A IMAGINAÇÃO NO PODER
Eu lembrava direitinho da recomendação da professora de Didática: sempre demonstrem entusiasmo pela matéria. Só que havia um princípio meu, para lá de simples: a relação com os alunos não pode ser fundada em mentiras. O que fazer então quando fui escalado para dar História do Brasil República? Dizer que eu não gostava da disciplina era pouco: eu tinha verdadeira aversão a ela.
Sendo assim, nas vezes em que fui escalado, feito um ponta-esquerda que é colocado de goleiro, não tive outra coisa a fazer senão dizer a verdade:
– Eu não gosto de dar aula de História do Brasil
Diante da turma paralisada, eu explicava os motivos, que ao fim e ao cabo resumiam-se a um só: visitar a nossa história me fazia mal, gerava uma indignação que me alterava. De qualquer forma, explicava a eles e elas que eu tinha gosto em dar aula e que tentaria fazer o melhor possível. Admito que devia ser um balde de água fria.
Não sendo especialista no tema e desesperado para gerar uma dinâmica mais prazerosa, resolvi arriscar, e muito. Ao invés dos habituais trabalhos em que o aluno é convidado a comparar dois ou três autores acerca de uma questão, bolei algo totalmente diferente. Resolvi abrir as comportas da criatividade.
A uma turma de Ciências Sociais pedi que elaborassem um diálogo, em pleno Estado Novo entre o presidente Getúlio Vargas, um trabalhador com carteira de trabalho e sindicalizado, um patrão e um malandro. O tema central deveria ser cidadania e classe trabalhadora.
Um diário foi o que solicitei a uma turma de Relações Internacionais. A personagem seria nascida em 1950, mas gênero, orientação sexual e contexto familiar poderiam ser escolhidos à vontade. Teria que escrever sobre três momentos: 1964, quando teria 14 anos, 1968, quando teria 18 e 1989, quando teria 39 anos. Sendo assim, o golpe militar, o AI-5 e o processo de redemocratização estariam contemplados. Lembro de um aluno que criou a seguinte situação: um garoto de 14 anos, estudante do Pedro II, marca um encontro numa sorveteria do centro da cidade com uma normalista. O encontro não acontece quando ele a cidade tomada por tanques e aí começa a refletir sobre o que aconteceu. Uma delícia de texto.
Mesmo quando eu era professor de História Antiga eu sempre repetia: “os gregos existiram em carne e osso”. A Academia é uma máquina estranha que transforma tudo em papel. Muitas vezes se perde o contato com a “realidade”. Aquele convite que fiz aos alunos e alunas foi abraçado com muita alegria por eles.
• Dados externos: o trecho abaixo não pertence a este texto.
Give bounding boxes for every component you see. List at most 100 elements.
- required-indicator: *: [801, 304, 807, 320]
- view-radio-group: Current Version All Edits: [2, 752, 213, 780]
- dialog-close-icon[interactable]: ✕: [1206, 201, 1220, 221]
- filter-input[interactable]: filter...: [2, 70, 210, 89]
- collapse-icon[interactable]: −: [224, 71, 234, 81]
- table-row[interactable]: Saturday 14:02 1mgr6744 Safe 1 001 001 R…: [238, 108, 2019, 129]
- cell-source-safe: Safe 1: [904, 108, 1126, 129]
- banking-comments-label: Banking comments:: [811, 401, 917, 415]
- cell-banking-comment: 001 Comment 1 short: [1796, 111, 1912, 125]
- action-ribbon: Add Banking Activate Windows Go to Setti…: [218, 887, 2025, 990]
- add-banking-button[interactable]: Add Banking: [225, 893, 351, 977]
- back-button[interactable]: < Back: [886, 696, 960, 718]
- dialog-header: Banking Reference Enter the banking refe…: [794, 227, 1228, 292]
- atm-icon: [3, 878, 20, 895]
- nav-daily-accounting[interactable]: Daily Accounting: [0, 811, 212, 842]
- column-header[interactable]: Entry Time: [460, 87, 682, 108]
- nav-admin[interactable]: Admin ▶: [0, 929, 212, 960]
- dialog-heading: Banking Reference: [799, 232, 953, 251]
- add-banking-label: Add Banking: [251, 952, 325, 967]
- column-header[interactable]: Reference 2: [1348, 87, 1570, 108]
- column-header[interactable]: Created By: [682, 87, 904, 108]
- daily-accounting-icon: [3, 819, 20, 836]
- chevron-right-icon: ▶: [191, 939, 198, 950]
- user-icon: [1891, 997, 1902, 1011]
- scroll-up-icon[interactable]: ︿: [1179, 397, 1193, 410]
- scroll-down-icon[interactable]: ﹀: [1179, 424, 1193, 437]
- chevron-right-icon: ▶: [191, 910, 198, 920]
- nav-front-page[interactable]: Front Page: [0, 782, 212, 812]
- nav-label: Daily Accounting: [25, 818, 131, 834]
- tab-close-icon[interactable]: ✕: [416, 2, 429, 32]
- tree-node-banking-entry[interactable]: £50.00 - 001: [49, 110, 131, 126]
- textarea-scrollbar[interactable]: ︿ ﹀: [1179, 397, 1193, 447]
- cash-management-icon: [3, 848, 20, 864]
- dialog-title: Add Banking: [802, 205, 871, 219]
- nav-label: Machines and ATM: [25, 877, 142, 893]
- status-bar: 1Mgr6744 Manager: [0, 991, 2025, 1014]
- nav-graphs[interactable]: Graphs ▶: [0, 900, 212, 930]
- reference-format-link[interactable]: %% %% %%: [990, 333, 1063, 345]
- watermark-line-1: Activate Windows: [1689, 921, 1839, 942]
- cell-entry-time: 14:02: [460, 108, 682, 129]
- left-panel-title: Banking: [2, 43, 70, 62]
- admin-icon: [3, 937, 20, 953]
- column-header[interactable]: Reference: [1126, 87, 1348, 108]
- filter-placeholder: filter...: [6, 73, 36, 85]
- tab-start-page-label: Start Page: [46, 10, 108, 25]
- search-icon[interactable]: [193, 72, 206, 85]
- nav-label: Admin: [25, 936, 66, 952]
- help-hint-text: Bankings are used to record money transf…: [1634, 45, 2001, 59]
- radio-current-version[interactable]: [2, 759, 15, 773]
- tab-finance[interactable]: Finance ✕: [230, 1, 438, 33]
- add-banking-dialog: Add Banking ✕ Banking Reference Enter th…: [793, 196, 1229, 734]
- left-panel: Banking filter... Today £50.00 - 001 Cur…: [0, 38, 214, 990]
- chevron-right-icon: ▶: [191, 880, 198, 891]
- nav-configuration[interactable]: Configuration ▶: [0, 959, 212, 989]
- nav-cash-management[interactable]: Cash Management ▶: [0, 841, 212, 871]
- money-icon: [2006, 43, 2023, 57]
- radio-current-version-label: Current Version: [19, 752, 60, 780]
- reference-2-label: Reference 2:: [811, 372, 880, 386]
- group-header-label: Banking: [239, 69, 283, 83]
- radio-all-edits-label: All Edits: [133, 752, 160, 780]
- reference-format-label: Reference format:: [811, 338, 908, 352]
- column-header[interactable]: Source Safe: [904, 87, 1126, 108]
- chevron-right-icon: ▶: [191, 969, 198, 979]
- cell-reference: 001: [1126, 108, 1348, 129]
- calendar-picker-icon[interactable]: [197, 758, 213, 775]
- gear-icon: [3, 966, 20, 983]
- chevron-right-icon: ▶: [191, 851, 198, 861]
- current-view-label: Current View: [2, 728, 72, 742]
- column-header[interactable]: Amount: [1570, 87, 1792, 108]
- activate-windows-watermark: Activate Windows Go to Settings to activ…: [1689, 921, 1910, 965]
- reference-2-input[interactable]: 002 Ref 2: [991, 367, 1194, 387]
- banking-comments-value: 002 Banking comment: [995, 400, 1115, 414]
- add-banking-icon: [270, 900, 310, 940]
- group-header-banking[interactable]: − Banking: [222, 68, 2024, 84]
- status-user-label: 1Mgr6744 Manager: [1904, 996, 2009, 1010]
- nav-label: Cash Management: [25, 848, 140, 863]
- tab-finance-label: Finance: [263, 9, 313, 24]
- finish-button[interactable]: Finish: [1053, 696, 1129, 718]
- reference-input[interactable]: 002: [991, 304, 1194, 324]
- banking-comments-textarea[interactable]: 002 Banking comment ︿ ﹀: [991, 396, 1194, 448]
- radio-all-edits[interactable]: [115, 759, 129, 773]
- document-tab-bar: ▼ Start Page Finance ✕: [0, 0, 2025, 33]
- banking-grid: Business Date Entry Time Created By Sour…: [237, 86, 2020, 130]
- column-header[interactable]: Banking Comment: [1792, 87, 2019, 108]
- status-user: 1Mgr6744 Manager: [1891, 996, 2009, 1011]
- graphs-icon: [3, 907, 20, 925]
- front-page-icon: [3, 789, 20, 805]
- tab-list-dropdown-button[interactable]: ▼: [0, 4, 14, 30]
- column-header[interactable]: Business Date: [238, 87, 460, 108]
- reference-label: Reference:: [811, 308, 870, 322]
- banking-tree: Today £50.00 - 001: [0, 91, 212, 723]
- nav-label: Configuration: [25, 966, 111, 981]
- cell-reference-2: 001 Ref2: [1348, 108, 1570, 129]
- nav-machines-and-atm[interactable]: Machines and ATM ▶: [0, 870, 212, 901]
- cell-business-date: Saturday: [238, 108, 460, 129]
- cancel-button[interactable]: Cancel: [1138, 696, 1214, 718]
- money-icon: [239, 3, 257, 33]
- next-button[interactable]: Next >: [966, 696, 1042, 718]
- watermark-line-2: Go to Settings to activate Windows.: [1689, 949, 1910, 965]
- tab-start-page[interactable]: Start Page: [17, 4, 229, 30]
Depois, consultando-os de forma anônima a enorme maioria afirmou que teve que estudar mais para fazer aquele tipo de trabalho do que faria no caso do tipo tradicional.
Tudo isso me faz lembrar o grito de guerra das barricadas de maio de 68, quando a juventude francesa disse não em alto e bom som à caretice retrógrada das instituições. Eles gritavam, com prazer: “A imaginação no poder”.